La firme Decca a donné au second « album » de (né à Lima en 1973) le titre du célébrissime air de Nemorino dans l'Élixir d'Amour, « Une furtiva lacrima ».

C'est tout sauf un mauvais choix. Outre qu'il situe le jeune prodige péruvien dans un répertoire connu du plus grand nombre de mélomanes, il le place également dans une hérédité chargée – et donc une concurrence acérée – compte tenu du nombre phénoménal de larmes, furtives et, parfois, bien insistantes, qui se sont volontiers déversées en un siècle d'enregistrements discographiques.

C'est également une excellente référence, peut-être involontaire… à Mozart. L'on sait combien le Salzbourgeois cultiva l'équilibre instable entre rire et affliction. C'est en quelque sorte replacer en musique l'harmonie des contraires voulue par Shakespeare ou Cervantès pour le théâtre ! Beau pied de nez également aux grincheux ex cathedra, vifs ou trépassés, qui aiment – ou ont aimé – à opposer Mozart à Rossini, Bellini et Donizetti. On en salive d'avance, tant l'air de Nemorino, du meilleur Donizetti (presque du Bellini, c'est dire !) ressortit à cette catégorie de mélodies inclassables. Nées et jaillies d'un seul trait pour repartir aussitôt vers l'obscurité ; qui est tout sauf l'oubli. Une sorte de Verdi prati (Haendel, Alcina) du XIX° siècle !
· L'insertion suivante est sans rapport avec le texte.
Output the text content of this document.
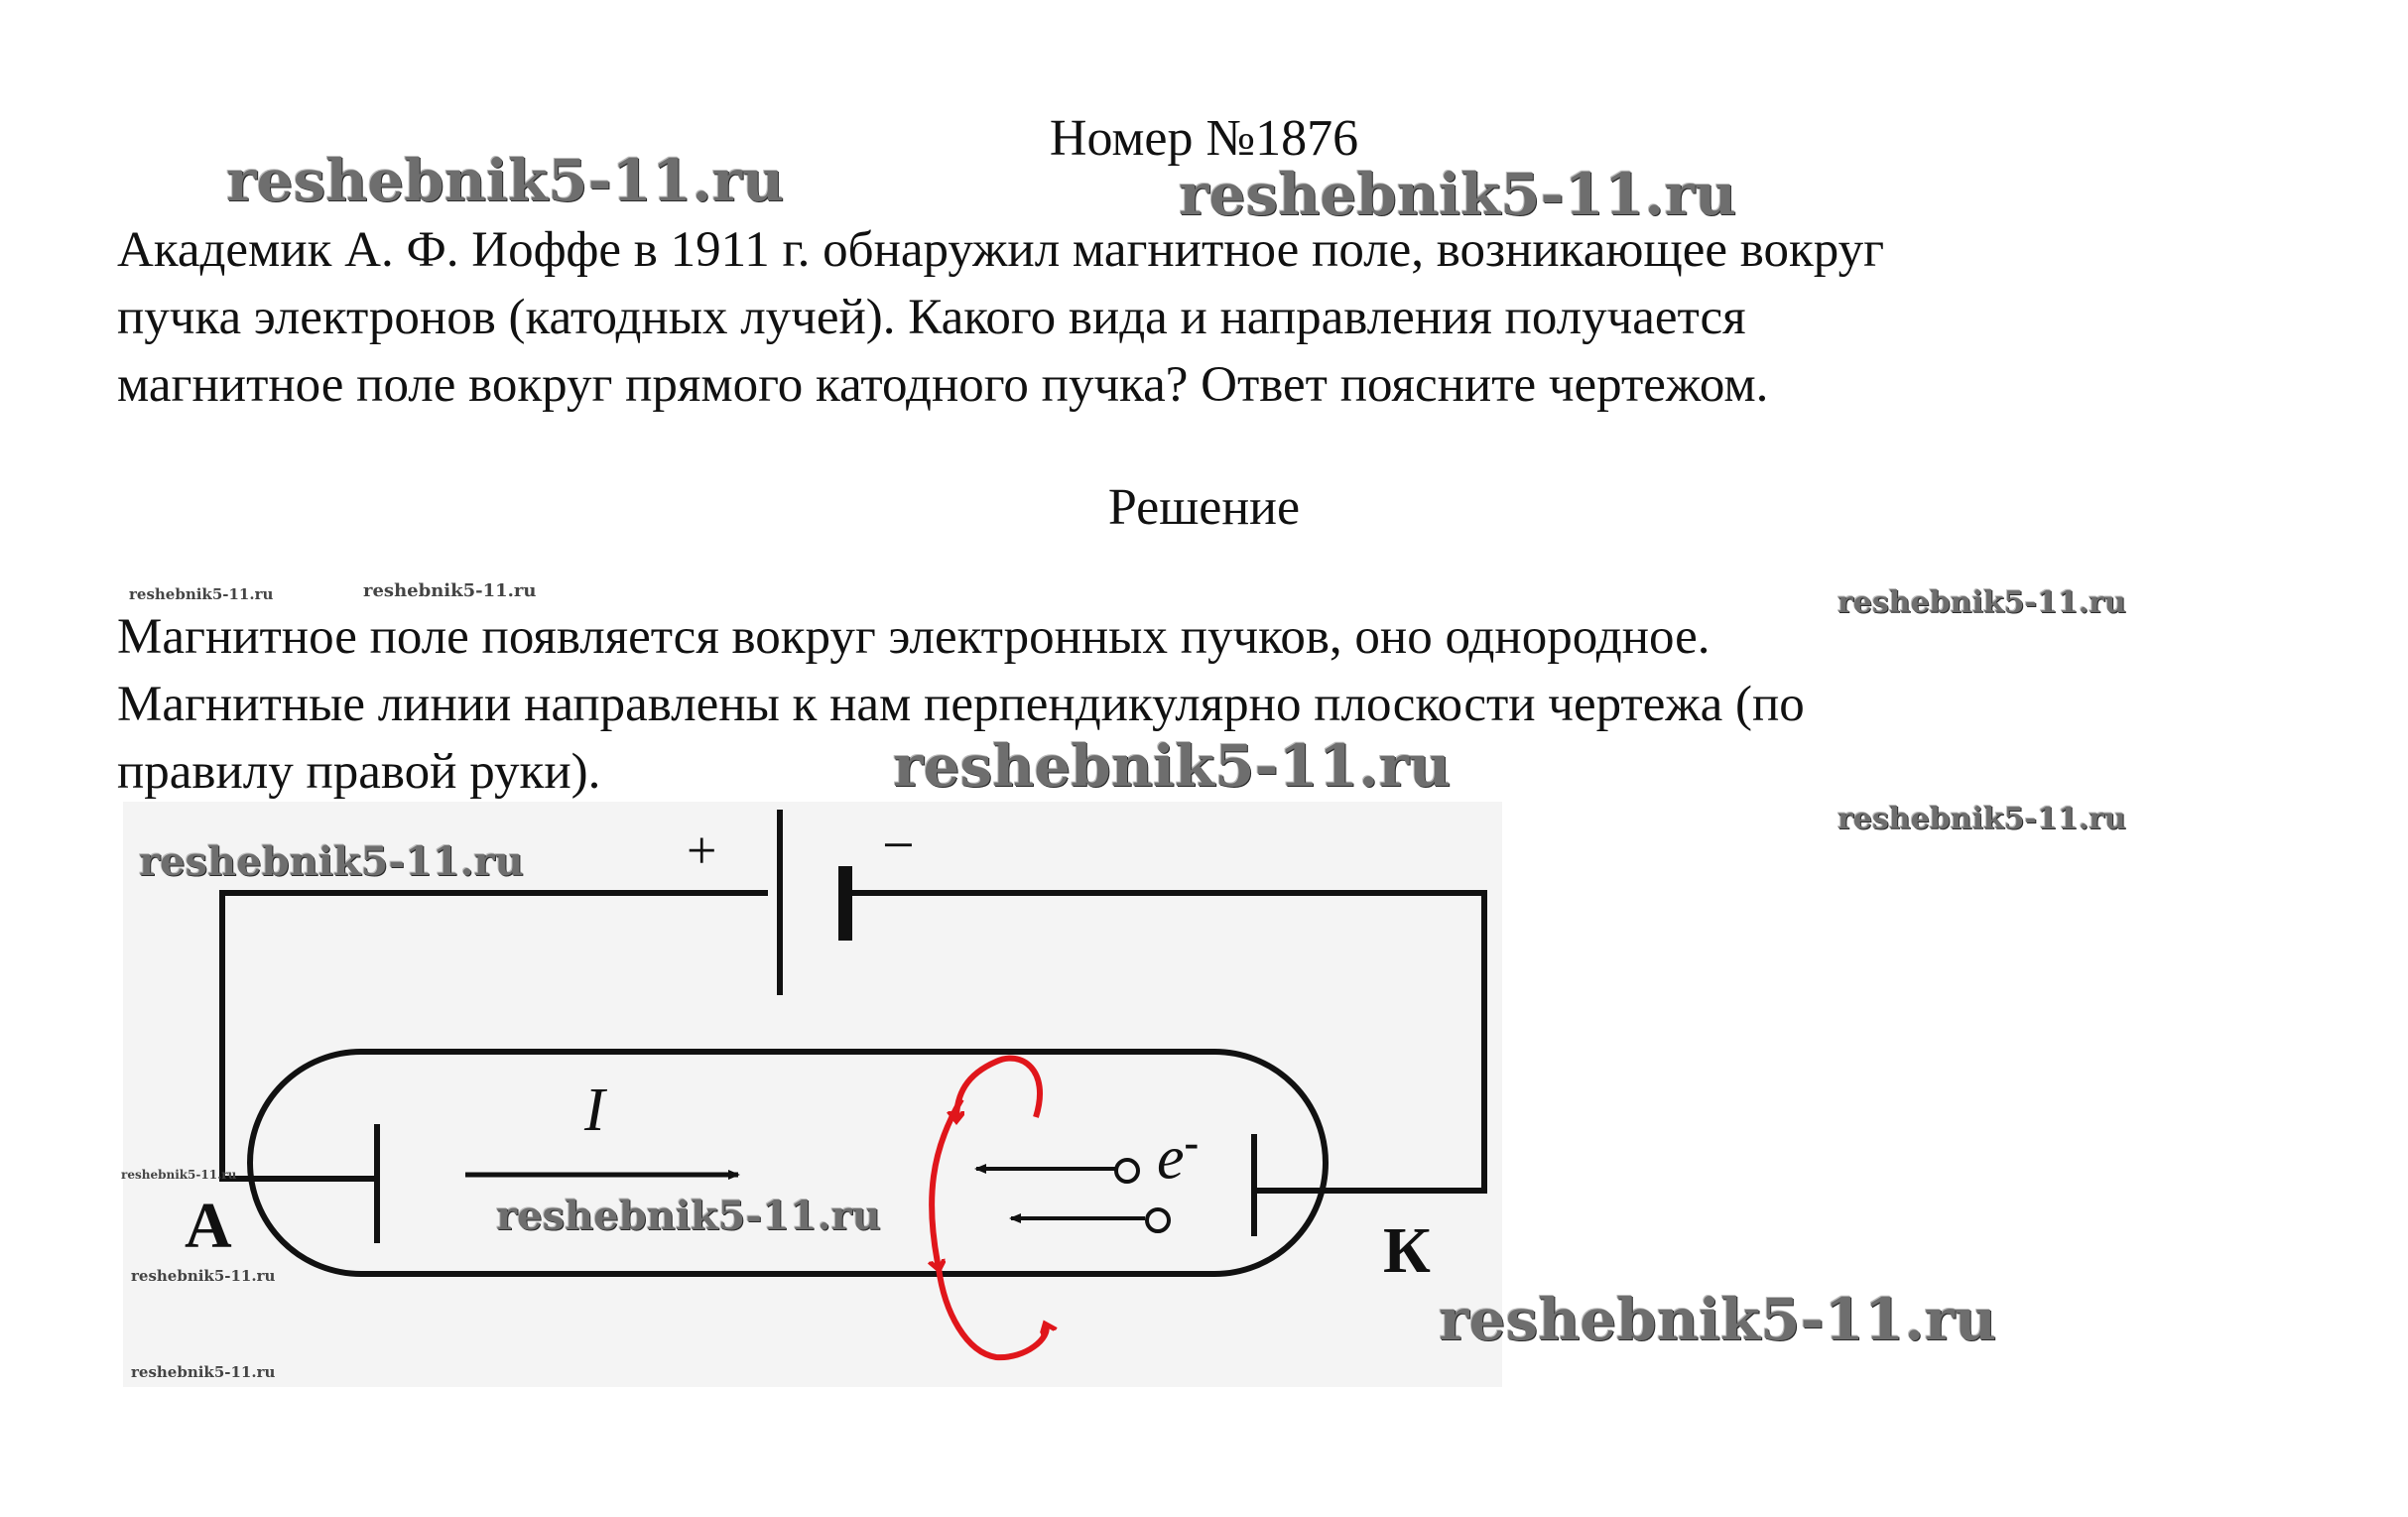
Номер №1876
reshebnik5-11.ru	reshebnik5-11.ru
Академик А. Ф. Иоффе в 1911 г. обнаружил магнитное поле, возникающее вокруг
пучка электронов (катодных лучей). Какого вида и направления получается
магнитное поле вокруг прямого катодного пучка? Ответ поясните чертежом.
Решение
reshebnik5-11.ru	reshebnik5-11.ru	reshebnik5-11.ru
Магнитное поле появляется вокруг электронных пучков, оно однородное.
Магнитные линии направлены к нам перпендикулярно плоскости чертежа (по
правилу правой руки).
+	−
I
e-
А	К
reshebnik5-11.ru
reshebnik5-11.ru
reshebnik5-11.ru
reshebnik5-11.ru
reshebnik5-11.ru
reshebnik5-11.ru
reshebnik5-11.ru
reshebnik5-11.ru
A ce sujet, que l'internaute veuille bien jeter une oreille sur un récital proprement exceptionnel de Flórez, accessible, pour le moment, uniquement sur le Web : http://www.iclassics.com/florez/win/florez.html (configuré pour Windows Media). Au Wigmore Hall de Londres fin 2002, le ténor se lance dans une kyrielle de pièces qui détonnent sur le répertoire bel cantiste stricto sensu. Pas une erreur, pas une faute de goût ! Au cœur, Mozart, encore, avec, plage 4, l'air de concert Misero ! O sogno dans sa version pour piano. Les aficiónados se souviennent du récital privé de Gaveau, en 2001, lorsque Juan Diego leur offrit entre autres un Ridente la calma d'une morbidezza mozartienne à faire rougir la Vienne des années 1950…

Il n'est pas jusqu'à la grande Renata Tebaldi qui ne plaçât Mozart au sommet de l'apostolat du Chant. Ici, le lecteur s'interroge : que viennent faire ces références à Mozart avec ce disque ? Simple évidence : toutes les caractéristiques de la voix de Flórez le prédisposent à ces deux répertoires. Prévu à Cagliari dans Ferrando, il dut annuler. Qu'importe, les occasions se représenteront ; et celui qui enregistra (CD Decca, avec Bartoli et Dessay) Marzio de Mitridate serait dans Idomeneo un merveilleux Arbace avant d'aborder… le rôle-titre.

Nicolaï Gedda, et, avec plus de charme et de tenue, le regretté Alfredo Kraus, surent prouver en leur temps la compatibilité entre Don Ottavio et Arturo Talbot (Bellini, I Puritani). Attention, il ne s'agit pas d'escamoter les difficultés terrifiantes imposées à ce dernier, surtout dans « Credeasi misera » au III, mais livre dans le présent CD un « A te, o cara » propre à le faire entrer vivant au Panthéon.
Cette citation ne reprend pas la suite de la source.